In the leading case of Vento, the Court of Appeal set clear guidelines for the amount of compensation to be given for injured feelings and set out three bands of potential awards. In light of De Souza, these bands have been increased to the following:
- Lower band (one-off or isolated incidents of discrimination) - up to £6,600
- Middle band (serious cases not meriting the highest band) - £6,600 to £19,800
- Top band (for the most serious cases) - £19,800 - £33,000.
The most important thing for employers to take away from the above is that unlike unfair dismissal, an award for discrimination has nothing to do with how much the individual earns and is not subject to a statutory cap.
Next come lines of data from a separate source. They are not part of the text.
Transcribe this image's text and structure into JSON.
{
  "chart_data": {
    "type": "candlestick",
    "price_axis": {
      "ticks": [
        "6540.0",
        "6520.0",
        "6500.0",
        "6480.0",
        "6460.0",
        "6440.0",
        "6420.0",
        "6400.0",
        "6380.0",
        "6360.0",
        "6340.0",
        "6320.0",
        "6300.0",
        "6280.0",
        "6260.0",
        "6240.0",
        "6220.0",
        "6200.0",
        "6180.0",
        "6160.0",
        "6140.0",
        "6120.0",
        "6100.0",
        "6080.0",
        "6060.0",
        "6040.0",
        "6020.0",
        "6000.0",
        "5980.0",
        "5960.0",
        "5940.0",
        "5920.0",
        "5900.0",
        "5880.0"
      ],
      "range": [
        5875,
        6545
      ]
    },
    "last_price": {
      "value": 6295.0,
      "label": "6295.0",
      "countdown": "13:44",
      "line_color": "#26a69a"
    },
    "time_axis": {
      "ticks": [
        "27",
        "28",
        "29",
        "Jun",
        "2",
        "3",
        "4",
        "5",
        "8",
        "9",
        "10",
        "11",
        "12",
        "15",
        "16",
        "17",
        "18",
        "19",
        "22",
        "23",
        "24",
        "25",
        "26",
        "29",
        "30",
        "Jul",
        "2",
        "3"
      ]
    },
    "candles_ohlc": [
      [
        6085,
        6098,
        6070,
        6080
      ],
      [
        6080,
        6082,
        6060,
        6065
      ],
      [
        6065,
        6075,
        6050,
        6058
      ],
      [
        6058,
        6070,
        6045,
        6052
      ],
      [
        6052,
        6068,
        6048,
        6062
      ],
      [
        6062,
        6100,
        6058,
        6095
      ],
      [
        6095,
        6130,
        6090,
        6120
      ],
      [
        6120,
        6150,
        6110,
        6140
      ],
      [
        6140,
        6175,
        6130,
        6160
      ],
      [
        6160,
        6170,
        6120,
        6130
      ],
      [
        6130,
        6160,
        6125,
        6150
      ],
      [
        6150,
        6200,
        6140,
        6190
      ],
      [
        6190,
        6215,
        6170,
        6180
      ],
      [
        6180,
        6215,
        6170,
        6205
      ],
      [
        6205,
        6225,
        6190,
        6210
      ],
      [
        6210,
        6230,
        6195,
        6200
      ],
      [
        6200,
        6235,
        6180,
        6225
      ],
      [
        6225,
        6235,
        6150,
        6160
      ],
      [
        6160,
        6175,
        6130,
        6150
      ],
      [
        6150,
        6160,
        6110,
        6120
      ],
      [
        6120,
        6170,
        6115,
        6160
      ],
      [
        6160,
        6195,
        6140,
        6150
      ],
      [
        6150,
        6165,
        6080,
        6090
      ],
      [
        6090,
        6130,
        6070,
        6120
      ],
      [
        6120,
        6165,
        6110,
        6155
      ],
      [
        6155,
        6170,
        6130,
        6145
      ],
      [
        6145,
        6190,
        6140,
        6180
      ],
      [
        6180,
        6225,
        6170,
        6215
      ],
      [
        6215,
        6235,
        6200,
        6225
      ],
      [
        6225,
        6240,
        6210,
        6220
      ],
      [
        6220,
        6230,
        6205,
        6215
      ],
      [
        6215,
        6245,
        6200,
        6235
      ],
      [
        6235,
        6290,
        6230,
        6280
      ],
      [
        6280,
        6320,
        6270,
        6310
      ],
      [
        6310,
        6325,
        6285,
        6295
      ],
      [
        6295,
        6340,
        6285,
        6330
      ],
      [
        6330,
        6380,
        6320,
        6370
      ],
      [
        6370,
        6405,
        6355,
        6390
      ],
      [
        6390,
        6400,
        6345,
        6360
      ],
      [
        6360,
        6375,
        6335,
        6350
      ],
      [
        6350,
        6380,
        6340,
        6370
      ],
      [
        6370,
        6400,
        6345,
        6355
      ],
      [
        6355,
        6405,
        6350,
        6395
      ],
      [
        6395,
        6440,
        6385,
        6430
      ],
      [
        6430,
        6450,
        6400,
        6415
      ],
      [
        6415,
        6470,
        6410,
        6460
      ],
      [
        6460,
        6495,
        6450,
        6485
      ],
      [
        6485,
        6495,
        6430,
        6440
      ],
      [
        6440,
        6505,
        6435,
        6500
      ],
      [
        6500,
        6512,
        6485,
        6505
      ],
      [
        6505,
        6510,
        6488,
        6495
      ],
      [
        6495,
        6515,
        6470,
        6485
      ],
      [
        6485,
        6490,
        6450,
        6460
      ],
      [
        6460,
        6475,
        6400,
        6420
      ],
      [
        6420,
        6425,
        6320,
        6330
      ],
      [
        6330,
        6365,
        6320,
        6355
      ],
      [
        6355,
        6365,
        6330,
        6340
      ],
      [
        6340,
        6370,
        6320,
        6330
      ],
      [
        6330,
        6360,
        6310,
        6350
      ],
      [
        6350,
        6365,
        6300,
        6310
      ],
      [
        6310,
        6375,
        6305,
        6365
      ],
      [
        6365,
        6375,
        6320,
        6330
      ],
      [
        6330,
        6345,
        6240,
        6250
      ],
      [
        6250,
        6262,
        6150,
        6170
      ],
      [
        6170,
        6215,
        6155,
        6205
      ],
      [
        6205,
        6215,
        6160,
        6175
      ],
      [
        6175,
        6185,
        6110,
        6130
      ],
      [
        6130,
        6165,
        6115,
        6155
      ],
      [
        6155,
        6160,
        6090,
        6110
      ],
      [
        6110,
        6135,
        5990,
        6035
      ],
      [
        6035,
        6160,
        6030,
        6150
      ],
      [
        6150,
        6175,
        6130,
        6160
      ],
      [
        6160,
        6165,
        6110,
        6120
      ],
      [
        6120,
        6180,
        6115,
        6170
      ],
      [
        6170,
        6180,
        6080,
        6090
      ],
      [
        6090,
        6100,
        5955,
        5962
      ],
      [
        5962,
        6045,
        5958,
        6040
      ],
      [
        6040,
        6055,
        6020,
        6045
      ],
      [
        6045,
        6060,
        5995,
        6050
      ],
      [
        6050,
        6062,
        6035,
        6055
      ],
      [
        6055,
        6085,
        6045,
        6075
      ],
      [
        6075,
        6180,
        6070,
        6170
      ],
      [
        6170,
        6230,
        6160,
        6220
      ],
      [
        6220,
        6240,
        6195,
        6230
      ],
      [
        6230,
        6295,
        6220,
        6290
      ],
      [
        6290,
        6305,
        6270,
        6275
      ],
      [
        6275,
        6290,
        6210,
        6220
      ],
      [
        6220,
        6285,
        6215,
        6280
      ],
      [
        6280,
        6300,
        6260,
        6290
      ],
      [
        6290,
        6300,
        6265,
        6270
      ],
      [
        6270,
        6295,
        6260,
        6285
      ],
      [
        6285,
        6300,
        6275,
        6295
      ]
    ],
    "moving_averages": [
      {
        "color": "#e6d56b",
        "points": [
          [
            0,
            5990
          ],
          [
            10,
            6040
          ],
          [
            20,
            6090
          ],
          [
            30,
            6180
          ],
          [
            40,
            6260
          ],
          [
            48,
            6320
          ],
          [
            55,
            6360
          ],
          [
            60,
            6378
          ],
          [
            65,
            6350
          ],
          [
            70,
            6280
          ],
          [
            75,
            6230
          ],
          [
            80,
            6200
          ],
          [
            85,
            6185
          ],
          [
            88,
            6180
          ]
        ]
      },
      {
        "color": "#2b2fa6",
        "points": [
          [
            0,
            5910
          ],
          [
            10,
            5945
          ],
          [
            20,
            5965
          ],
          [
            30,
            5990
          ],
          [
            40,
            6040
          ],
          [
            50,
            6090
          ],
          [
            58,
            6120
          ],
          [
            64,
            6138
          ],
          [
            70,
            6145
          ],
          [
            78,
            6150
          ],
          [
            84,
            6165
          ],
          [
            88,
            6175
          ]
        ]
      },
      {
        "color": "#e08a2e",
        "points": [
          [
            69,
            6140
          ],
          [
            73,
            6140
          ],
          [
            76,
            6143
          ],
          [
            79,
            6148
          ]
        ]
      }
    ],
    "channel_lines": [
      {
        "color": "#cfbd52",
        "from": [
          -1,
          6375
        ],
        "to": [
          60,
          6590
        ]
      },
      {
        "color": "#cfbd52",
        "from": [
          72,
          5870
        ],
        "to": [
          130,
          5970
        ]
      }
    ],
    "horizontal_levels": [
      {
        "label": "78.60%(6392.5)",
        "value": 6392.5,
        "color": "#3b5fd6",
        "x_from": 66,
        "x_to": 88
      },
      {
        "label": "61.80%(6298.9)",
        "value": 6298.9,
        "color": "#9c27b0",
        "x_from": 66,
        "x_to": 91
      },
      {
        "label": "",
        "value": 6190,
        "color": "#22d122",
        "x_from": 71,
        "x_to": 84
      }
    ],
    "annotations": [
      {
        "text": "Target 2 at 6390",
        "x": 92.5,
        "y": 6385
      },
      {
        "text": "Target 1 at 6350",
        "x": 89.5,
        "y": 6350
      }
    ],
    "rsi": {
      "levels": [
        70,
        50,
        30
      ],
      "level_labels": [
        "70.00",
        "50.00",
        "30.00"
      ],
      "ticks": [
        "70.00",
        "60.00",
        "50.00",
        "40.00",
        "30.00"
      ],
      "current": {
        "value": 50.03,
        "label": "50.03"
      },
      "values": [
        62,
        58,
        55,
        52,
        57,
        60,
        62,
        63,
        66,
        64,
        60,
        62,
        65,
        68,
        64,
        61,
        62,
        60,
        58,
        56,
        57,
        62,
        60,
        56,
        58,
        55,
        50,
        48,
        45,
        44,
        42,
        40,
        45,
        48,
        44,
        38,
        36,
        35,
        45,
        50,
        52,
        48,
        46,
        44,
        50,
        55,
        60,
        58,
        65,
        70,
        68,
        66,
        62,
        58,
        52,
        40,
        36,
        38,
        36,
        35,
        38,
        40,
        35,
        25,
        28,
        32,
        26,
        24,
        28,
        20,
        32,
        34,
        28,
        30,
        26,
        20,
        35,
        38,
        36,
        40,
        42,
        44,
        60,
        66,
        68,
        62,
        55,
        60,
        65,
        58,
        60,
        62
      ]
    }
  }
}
Ultimately it’s up to the tribunal to decide appropriate levels of compensation, as BAE found out earlier this year when they were forced to stump up £360,000 for a single sexist remark made to a former employee; BBC News - BAE Systems: Sexist comment £360k payout 'excessive'.
While the award in this particular matter is being contested, it goes to show how exposed employers can be in discrimination cases. The 10% uplift on the injury to feeling award only serves to heighten that exposure. It’s important that employers are armed with accessible policies and provide sufficient staff training to help prevent these types of claims and are able to immediately respond and tackle the problem from the outset should a complaint be raised.